Un jour ce sera vide

Hugo Lindenberg – Un jour ce sera vide – Bourgois 2020

Ce livre a reçu le prix du livre Inter 2021 à l’unanimité, je ne comprends pas du tout ce choix car rien de m’a séduit dans ce roman.

Nous avons là un récit de vacances assez poisseux. Le narrateur, 10 ans, passe ses vacances en Normandie avec les « monstres » que sont sa grand-mère et sa tante. On suppose que sa mère est morte et le père est vaguement évoqué.

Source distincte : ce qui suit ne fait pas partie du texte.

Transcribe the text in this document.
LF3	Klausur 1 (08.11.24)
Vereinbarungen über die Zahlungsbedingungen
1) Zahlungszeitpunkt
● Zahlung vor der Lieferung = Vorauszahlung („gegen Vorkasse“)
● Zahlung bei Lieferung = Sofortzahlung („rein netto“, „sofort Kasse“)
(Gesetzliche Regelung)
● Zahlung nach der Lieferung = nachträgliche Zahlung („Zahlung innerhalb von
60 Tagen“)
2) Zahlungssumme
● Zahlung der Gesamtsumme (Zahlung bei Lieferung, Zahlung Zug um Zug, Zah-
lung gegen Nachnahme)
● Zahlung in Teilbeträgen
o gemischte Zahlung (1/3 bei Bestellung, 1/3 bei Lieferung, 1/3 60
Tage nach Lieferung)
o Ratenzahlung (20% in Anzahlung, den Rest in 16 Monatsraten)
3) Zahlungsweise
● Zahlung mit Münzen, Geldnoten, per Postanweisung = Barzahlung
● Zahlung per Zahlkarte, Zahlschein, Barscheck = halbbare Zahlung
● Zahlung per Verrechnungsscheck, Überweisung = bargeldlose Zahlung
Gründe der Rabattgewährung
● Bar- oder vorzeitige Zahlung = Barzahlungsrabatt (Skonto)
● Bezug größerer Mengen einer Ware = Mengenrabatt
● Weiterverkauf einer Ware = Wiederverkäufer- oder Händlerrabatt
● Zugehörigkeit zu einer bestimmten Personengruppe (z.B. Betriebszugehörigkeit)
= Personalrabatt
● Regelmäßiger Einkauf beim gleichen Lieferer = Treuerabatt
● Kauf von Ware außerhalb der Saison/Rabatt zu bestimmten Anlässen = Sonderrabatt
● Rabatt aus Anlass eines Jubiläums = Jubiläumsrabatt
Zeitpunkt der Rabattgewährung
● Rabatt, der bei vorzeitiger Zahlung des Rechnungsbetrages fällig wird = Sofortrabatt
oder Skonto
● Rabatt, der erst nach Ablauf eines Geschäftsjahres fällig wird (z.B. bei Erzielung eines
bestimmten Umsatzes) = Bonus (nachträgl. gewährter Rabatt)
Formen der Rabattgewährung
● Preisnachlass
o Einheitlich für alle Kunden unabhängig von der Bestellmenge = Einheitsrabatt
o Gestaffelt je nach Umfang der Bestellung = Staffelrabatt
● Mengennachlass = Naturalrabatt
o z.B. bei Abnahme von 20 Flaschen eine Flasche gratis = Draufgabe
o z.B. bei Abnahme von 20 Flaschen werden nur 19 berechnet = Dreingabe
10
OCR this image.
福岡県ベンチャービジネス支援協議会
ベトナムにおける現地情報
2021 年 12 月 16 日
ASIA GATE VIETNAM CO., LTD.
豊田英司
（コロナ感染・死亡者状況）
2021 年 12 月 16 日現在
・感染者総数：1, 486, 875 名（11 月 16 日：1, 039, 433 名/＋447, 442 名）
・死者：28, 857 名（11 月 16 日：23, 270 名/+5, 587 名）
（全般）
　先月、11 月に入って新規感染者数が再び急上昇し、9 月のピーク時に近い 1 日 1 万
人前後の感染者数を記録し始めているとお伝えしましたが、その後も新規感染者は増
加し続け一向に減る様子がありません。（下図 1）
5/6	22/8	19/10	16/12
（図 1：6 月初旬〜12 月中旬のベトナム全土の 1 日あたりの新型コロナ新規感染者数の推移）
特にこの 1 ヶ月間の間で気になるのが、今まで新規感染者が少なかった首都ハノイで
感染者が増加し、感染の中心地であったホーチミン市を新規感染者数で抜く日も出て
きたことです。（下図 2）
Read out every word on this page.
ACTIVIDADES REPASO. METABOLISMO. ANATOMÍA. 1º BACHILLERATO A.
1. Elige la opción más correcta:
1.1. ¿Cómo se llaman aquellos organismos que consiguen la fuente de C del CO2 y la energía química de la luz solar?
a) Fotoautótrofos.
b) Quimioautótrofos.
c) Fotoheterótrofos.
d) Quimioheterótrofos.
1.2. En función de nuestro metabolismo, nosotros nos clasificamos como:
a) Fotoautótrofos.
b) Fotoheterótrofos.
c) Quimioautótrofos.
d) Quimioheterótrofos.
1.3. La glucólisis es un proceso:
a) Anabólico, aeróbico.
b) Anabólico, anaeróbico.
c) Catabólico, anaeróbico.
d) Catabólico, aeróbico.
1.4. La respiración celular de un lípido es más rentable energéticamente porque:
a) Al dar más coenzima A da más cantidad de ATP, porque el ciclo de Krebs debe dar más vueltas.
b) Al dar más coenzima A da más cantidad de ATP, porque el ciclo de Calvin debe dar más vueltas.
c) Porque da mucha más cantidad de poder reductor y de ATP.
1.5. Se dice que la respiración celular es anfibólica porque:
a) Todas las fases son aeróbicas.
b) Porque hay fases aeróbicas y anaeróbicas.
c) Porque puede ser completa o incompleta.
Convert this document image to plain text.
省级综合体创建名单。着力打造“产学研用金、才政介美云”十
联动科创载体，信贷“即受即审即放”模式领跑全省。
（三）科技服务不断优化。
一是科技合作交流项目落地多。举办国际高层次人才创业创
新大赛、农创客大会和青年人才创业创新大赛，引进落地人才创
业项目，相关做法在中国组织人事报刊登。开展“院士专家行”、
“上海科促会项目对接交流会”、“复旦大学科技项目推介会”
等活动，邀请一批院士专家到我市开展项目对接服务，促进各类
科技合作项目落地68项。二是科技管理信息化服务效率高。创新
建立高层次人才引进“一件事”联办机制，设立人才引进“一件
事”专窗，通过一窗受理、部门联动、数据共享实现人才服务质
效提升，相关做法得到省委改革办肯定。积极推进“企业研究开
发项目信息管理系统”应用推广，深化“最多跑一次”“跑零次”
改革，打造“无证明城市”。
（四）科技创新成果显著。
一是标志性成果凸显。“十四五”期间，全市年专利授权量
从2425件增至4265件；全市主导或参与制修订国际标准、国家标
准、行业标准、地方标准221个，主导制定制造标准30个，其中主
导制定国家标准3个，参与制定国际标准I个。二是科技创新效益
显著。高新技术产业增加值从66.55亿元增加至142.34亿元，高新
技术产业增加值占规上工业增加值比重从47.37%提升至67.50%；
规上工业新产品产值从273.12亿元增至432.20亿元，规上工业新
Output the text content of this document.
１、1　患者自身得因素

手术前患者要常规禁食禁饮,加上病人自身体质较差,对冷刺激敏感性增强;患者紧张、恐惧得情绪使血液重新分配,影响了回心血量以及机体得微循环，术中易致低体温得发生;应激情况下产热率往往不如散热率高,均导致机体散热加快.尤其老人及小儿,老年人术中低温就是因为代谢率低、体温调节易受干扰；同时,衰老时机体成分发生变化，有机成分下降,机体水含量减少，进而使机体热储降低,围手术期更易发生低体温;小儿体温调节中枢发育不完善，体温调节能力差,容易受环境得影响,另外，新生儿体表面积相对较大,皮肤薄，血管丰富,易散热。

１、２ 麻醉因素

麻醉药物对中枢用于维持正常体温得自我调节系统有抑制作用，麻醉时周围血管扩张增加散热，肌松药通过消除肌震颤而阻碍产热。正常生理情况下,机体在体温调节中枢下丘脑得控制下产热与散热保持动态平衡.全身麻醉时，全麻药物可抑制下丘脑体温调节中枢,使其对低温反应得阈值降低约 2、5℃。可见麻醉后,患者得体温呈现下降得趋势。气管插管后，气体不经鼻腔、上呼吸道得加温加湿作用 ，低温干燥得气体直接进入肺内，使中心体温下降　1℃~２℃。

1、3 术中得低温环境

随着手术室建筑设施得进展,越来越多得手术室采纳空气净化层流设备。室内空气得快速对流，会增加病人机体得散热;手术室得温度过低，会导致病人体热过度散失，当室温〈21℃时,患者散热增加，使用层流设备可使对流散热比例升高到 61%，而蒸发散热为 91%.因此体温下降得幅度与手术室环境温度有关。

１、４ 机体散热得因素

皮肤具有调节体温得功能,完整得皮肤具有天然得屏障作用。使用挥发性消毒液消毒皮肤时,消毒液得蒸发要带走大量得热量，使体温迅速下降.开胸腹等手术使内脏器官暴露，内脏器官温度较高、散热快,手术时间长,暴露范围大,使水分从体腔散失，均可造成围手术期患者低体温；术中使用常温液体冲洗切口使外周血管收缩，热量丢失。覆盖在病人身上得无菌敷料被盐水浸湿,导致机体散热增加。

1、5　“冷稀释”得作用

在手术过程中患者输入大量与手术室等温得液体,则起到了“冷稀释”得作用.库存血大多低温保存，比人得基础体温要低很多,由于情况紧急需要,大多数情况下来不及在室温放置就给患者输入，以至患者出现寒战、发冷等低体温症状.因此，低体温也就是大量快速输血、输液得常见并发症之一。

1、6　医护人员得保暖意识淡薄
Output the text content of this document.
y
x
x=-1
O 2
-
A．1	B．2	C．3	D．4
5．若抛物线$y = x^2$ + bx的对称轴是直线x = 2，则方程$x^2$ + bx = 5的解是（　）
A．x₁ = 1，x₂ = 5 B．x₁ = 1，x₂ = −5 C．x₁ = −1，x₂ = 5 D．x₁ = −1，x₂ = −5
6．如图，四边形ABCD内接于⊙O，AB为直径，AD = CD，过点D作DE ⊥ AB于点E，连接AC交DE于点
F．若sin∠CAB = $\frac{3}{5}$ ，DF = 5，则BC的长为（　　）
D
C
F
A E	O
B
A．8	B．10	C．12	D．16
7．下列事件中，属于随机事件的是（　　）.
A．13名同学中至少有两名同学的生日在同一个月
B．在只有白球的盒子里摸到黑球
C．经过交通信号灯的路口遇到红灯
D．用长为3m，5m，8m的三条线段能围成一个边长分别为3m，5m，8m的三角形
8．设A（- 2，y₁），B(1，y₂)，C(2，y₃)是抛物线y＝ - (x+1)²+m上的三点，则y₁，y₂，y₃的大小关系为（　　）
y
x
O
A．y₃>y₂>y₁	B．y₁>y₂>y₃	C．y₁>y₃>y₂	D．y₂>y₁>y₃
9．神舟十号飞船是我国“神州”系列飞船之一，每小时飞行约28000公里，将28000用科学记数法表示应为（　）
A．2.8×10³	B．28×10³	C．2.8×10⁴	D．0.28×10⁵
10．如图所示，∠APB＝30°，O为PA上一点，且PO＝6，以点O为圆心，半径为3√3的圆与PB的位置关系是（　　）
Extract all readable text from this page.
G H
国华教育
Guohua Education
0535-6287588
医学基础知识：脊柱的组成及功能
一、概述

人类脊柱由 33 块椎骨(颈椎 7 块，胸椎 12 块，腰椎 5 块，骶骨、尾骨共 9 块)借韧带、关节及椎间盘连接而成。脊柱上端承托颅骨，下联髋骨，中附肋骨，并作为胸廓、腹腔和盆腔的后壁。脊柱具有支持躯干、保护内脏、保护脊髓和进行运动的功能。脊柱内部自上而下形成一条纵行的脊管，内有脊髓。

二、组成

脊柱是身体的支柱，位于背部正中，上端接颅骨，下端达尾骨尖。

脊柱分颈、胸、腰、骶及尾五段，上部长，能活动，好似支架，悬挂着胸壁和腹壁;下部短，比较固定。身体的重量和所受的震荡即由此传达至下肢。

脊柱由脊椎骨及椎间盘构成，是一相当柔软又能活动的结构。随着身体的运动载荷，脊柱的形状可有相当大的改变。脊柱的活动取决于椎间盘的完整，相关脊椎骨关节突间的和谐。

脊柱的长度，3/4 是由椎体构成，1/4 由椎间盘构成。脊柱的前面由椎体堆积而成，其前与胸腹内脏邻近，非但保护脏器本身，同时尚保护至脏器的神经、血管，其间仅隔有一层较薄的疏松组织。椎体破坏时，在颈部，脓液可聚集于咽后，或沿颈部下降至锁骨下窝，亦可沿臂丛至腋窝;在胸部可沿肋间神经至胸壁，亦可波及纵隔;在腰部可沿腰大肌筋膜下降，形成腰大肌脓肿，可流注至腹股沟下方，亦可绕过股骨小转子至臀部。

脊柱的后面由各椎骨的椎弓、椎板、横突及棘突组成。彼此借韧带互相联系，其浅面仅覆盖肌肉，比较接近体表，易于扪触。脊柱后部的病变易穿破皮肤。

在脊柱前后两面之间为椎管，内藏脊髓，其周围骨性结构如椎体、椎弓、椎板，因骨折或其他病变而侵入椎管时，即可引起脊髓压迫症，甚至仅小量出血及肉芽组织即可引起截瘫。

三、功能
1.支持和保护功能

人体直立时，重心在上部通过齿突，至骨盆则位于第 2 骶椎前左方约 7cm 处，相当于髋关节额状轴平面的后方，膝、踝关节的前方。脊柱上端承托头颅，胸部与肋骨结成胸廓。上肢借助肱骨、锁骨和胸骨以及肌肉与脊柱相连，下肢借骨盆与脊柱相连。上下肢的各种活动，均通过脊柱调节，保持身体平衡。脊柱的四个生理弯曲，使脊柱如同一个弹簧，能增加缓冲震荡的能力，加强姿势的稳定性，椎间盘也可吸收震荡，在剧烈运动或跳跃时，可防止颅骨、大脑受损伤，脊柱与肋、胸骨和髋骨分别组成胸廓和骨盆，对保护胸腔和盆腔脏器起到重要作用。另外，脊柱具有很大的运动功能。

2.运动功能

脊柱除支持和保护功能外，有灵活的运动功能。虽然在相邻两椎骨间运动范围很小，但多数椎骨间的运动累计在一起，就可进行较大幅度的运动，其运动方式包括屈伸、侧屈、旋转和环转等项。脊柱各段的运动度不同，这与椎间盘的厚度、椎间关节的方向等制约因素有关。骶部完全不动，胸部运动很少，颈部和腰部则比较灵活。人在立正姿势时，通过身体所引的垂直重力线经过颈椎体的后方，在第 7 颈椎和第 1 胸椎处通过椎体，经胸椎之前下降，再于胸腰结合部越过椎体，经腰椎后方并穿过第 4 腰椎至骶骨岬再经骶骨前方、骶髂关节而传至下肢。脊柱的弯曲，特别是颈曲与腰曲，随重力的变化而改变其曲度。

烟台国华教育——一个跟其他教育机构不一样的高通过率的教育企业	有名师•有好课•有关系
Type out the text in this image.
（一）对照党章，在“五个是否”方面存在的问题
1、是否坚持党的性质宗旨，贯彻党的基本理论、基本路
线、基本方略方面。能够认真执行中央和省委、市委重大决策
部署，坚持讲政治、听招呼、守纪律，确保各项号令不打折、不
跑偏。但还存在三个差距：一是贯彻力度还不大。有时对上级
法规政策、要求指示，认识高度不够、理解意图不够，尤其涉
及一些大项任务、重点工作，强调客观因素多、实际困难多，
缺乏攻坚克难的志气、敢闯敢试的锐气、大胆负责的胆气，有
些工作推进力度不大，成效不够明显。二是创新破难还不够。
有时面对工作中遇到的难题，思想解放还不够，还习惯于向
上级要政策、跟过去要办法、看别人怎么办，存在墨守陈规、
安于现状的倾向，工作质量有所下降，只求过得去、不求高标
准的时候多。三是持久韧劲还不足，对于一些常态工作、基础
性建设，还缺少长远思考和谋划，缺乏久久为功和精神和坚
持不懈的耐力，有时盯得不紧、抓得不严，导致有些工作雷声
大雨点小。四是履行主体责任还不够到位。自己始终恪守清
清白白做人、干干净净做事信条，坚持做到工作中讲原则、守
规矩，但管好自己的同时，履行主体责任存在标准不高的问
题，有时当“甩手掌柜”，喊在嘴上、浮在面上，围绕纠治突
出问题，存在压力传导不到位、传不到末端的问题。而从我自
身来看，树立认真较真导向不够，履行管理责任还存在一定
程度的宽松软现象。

Cet enfant juif se prend d’amitié pour Baptiste, fils d’une jolie famille de catalogue, bourgeoise, catholique et bien comme il faut. La méchanceté continuelle de ce gosse, la honte de la différence de milieu, les fêlures intimes transforment la lecture en malaise permanent. Il y a certainement quelques thèmes qui auraient pû etre développés, j’ai vraiment une impression d’inachevé.

Je ne peux même pas dire que le style transcende le roman, il est parfois alambiqué, mais jamais lumineux ou raffiné.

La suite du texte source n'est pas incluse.